0001). There were 1.9 times more microvesicles in esophageal adenocarcinoma than in Barrett’s esophagus (P = 0.0043). Conclusions: The study demonstrates distinctive alterations
of the mucosa stroma extracellular matrix in the metaplasia-dysplasia-adenocarcinoma sequence. The findings suggest that the redistribution of collagen fibers and increases in numbers of matrix microvesicles may play roles in the formation of specialized intestinal metaplasia and the development of adenocarcinoma. “
“The liver has robust regenerative potential in response to damage, but hepatic steatosis weakens this potential. We found that the enhanced integrated stress response (ISR) mediated by phosphorylation of the alpha subunit of eukaryotic initiation factor 2 (eIF2α) impairs regeneration in hepatic steatosis and that growth arrest and DNA damage-inducible 34 (Gadd34)-dependent suppression of ISR plays a crucial role in fatty PD-1/PD-L1 inhibitor cancer liver regeneration. Although the mice fed an HFD for 2 weeks developed moderate fatty liver with no increase in eIF2α phosphorylation before 70% hepatectomy, they showed impaired liver regeneration due to reduced buy TSA HDAC proliferation and increased death of hepatocytes with increased phosphorylation of
eIF2α and ISR. An increased ISR through Gadd34 knockdown induced C/EBP homologous protein (CHOP)-dependent apoptosis and receptor-interacting protein kinase 3-dependent necrosis, resulting in increased hepatocyte death during fatty liver regeneration.
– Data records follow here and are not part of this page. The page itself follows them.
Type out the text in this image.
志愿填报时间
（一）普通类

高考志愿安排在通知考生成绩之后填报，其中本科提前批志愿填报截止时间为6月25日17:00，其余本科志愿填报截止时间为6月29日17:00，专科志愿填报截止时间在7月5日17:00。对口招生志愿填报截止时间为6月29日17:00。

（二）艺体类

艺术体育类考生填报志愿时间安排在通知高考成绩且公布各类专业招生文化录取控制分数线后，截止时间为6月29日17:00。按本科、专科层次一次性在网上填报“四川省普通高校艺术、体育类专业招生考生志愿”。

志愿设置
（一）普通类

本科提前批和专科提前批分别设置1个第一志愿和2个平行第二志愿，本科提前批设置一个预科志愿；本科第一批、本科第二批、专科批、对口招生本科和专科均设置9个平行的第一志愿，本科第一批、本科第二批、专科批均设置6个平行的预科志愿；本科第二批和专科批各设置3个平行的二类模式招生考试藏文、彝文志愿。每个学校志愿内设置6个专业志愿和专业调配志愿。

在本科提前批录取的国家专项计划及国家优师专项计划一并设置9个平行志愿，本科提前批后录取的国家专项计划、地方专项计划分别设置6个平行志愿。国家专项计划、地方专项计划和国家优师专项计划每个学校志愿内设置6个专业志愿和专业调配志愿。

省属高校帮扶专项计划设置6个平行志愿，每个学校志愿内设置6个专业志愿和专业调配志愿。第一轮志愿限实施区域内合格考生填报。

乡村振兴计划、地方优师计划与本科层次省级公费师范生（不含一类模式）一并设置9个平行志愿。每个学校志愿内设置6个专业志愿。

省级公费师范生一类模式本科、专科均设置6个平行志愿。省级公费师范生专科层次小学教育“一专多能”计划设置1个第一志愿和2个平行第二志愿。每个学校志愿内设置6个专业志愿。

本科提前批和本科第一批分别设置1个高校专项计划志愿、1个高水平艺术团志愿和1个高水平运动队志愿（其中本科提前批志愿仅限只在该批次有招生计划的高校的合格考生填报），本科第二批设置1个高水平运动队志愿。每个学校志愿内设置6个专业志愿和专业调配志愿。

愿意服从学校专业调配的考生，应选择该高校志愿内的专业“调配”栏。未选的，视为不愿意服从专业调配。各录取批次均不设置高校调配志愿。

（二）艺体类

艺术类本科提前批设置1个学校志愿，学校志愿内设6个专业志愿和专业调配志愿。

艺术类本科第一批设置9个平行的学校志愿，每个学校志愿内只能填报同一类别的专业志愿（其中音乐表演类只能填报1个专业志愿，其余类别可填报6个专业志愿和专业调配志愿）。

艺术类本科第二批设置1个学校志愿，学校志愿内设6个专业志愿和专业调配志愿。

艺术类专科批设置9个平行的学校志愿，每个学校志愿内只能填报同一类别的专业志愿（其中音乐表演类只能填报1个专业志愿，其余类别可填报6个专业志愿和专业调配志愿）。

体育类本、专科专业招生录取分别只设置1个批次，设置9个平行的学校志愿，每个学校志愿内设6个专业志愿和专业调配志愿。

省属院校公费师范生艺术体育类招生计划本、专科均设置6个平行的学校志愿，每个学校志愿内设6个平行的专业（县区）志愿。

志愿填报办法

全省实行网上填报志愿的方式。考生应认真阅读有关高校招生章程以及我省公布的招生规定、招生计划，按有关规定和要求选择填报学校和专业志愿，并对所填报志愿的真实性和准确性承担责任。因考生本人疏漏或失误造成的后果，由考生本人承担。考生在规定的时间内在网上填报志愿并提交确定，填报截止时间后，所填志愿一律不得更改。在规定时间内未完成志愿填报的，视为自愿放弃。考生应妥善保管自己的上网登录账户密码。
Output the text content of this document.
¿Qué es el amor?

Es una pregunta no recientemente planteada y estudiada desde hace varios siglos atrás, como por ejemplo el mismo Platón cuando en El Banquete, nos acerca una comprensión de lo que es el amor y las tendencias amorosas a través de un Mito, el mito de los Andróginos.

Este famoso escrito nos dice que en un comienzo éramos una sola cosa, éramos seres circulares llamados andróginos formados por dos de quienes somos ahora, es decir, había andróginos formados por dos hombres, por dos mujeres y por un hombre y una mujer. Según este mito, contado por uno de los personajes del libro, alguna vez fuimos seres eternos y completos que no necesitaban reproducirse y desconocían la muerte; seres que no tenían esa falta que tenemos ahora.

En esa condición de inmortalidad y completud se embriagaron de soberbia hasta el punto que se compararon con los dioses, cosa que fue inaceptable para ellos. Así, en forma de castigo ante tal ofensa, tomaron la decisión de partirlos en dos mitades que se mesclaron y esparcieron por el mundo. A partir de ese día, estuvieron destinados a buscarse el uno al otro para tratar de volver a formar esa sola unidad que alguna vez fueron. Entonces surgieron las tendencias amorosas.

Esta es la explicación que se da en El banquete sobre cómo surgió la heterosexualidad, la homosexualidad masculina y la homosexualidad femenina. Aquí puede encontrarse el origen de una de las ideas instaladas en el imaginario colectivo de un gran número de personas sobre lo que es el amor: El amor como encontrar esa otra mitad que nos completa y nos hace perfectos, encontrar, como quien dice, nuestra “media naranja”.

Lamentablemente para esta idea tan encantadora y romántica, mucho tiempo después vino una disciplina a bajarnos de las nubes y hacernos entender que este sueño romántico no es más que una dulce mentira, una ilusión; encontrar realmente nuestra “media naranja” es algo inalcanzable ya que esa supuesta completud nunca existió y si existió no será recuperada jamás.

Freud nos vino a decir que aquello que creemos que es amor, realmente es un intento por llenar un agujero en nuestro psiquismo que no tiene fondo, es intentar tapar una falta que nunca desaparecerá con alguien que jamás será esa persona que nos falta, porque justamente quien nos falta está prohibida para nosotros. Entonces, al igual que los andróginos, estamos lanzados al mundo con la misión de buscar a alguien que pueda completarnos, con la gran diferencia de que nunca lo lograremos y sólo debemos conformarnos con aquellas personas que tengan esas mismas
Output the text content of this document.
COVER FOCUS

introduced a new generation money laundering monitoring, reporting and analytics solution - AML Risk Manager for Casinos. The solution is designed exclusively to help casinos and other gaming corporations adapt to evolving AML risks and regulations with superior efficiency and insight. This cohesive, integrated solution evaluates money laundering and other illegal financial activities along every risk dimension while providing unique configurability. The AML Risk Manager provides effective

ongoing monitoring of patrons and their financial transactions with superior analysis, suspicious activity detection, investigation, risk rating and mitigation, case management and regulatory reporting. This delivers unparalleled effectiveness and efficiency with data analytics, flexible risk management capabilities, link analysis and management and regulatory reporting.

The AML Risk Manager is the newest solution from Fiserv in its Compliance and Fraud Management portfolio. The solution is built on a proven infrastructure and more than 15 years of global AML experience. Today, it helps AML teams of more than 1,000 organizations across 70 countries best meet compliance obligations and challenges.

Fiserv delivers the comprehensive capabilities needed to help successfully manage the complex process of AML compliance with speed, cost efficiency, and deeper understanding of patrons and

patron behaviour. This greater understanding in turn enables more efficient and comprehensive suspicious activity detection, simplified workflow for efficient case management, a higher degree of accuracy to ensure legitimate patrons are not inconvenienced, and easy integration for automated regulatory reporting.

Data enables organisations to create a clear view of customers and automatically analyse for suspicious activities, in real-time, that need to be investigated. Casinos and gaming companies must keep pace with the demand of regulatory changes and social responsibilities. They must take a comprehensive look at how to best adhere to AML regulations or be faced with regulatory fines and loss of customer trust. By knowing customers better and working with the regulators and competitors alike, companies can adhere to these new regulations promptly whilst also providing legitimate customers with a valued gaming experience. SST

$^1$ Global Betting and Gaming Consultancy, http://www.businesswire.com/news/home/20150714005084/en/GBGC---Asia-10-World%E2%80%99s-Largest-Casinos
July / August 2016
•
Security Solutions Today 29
Further, Gadd34 knockdown and increased phosphorylation of eIF2α decreased cyclin D1 protein and reduced hepatocyte proliferation. In contrast, enhancement of Gadd34 suppressed phosphorylation of eIF2α and reduced
CHOP expression and hepatocyte apoptosis without affecting hepatocyte proliferation, clearly improving fatty liver regeneration. In more severe fatty liver of leptin receptor-deficient db/db mice, forced expression of hepatic Gadd34 also promoted hepatic regeneration after hepatectomy. Conclusion: Gadd34-mediated regulation of ISR acts as a physiological defense mechanism against impaired liver regeneration due to steatosis and is thus a possible therapeutic target for impaired regeneration in hepatic steatosis. This article is protected by copyright. All rights reserved. “
“PNPLA3 (adiponutrin), a novel patatin-like phospholipase domain-containing enzyme, is expressed MCE at high level in fat, but also in other tissues including liver. Polymorphisms in PNPLA3 have been linked to obesity and insulin sensitivity. Notably, a nonsynonymous variant rs738409(G) allele of the PNPLA3 gene was found to be strongly associated with both nonalcoholic and alcoholic fatty liver disease. We have generated Pnpla3−/− mice by gene targeting. Loss of Pnpla3 has no effect on body weight or composition, adipose mass, or development, whether the mice were fed regular chow or high-fat diet or bred into the genetic obese Lepob/ob background.